For all its shiny newness though, the area was pretty significant in ancient myths. The Pandavas decided to end their mortal existence and ascend to heaven via the region’s Swargharohini peak (a stunningly beautiful snow clad peak and with a sharp ascent that would explain why it would have been easy to lose mortality there). The place is also riddled with the sources and confluences of several holy and important Indian rivers. Both the Yamunotri and Gangotri glaciers are located here. Haridwar, the place where the Ganges River emerges from the mountains onto the plains is located here. Rudraprayag where the Bhagirathi River meets the Alaknanda River is right here. Infact, trekking in this region was and still is rampant under the guise of pilgrimages. The Char Dham route of Yamunotri, Gangotri, Kedarnath and Badrinath is as strenuous as it is holy. With every little effort, the faithful can get the eternal salvation they seek.

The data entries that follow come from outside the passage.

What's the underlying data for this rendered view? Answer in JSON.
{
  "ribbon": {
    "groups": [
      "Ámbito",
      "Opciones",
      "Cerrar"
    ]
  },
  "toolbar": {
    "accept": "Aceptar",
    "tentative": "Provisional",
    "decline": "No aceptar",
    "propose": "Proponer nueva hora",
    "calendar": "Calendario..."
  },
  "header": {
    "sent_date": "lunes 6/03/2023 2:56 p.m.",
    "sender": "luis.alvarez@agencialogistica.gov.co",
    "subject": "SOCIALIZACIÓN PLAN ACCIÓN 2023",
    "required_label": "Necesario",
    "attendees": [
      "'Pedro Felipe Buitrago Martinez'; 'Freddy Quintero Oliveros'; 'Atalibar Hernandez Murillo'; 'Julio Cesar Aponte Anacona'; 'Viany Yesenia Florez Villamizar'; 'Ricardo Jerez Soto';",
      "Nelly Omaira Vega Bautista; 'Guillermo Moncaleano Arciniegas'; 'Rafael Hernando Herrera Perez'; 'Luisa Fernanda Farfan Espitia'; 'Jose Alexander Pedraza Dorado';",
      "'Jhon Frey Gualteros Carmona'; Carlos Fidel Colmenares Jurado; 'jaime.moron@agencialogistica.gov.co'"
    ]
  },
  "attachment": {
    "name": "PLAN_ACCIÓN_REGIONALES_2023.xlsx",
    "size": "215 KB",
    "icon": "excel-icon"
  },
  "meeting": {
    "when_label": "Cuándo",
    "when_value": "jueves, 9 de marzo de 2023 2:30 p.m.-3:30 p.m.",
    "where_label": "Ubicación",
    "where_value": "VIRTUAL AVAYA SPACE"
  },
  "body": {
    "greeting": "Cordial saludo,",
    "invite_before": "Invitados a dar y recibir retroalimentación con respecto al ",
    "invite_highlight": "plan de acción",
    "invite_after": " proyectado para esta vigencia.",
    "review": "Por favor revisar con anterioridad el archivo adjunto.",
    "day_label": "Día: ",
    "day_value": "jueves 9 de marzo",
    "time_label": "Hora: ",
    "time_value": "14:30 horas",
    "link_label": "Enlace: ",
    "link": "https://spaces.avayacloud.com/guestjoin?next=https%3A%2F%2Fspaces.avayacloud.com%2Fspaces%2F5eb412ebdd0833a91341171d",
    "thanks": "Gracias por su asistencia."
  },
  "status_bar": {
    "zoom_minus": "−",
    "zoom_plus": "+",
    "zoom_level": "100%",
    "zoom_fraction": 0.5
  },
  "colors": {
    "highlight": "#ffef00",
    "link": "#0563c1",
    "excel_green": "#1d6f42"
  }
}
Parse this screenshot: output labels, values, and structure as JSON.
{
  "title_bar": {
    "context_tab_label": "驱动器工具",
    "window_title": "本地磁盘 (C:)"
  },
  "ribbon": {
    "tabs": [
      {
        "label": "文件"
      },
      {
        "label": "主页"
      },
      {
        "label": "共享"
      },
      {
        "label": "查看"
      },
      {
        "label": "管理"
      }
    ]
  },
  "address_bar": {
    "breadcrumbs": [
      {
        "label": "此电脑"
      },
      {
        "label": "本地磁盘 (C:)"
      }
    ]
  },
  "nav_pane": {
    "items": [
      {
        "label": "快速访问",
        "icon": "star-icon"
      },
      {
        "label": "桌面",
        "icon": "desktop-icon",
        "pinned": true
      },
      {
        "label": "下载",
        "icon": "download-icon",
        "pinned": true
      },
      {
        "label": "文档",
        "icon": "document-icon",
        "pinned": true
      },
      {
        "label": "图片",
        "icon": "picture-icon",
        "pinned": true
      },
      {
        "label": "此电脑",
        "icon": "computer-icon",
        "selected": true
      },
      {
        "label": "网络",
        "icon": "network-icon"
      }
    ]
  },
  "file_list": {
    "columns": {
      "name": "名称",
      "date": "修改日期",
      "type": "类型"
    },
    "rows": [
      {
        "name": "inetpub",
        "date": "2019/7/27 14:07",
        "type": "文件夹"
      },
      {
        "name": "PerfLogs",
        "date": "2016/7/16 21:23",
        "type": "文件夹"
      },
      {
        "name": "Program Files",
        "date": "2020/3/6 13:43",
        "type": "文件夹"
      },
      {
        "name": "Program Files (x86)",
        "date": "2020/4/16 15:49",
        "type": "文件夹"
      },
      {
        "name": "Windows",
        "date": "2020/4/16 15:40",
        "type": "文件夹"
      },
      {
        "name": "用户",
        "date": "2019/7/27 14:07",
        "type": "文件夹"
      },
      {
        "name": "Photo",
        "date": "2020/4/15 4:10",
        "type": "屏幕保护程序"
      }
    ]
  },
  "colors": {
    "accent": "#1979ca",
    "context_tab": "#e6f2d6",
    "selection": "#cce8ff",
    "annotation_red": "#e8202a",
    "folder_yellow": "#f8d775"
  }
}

Our trekking destination was less holy and more modest. We were headed to Har Ki Dun (HKD) and Ruinsara Tal. Both are located in one of Uttarkhand’s main regions Garhwal (the other being Kumaon), about 7 hours from the state capital of Dehradun. HKD is a fairly popular route as testified by the number of tourists we met. The route was very well defined, if a little tiring. Ruinsara Tal, on the other hand was off the beaten path and a little scary. Throw in a couple of long landslides, and it becomes an area accessible only to the more enthusiastic beginners. Together, they notched up a ‘moderate’ in the trekking scale of difficulty. By themselves, both should have been easily doable by the moderately fit without much prior preparation.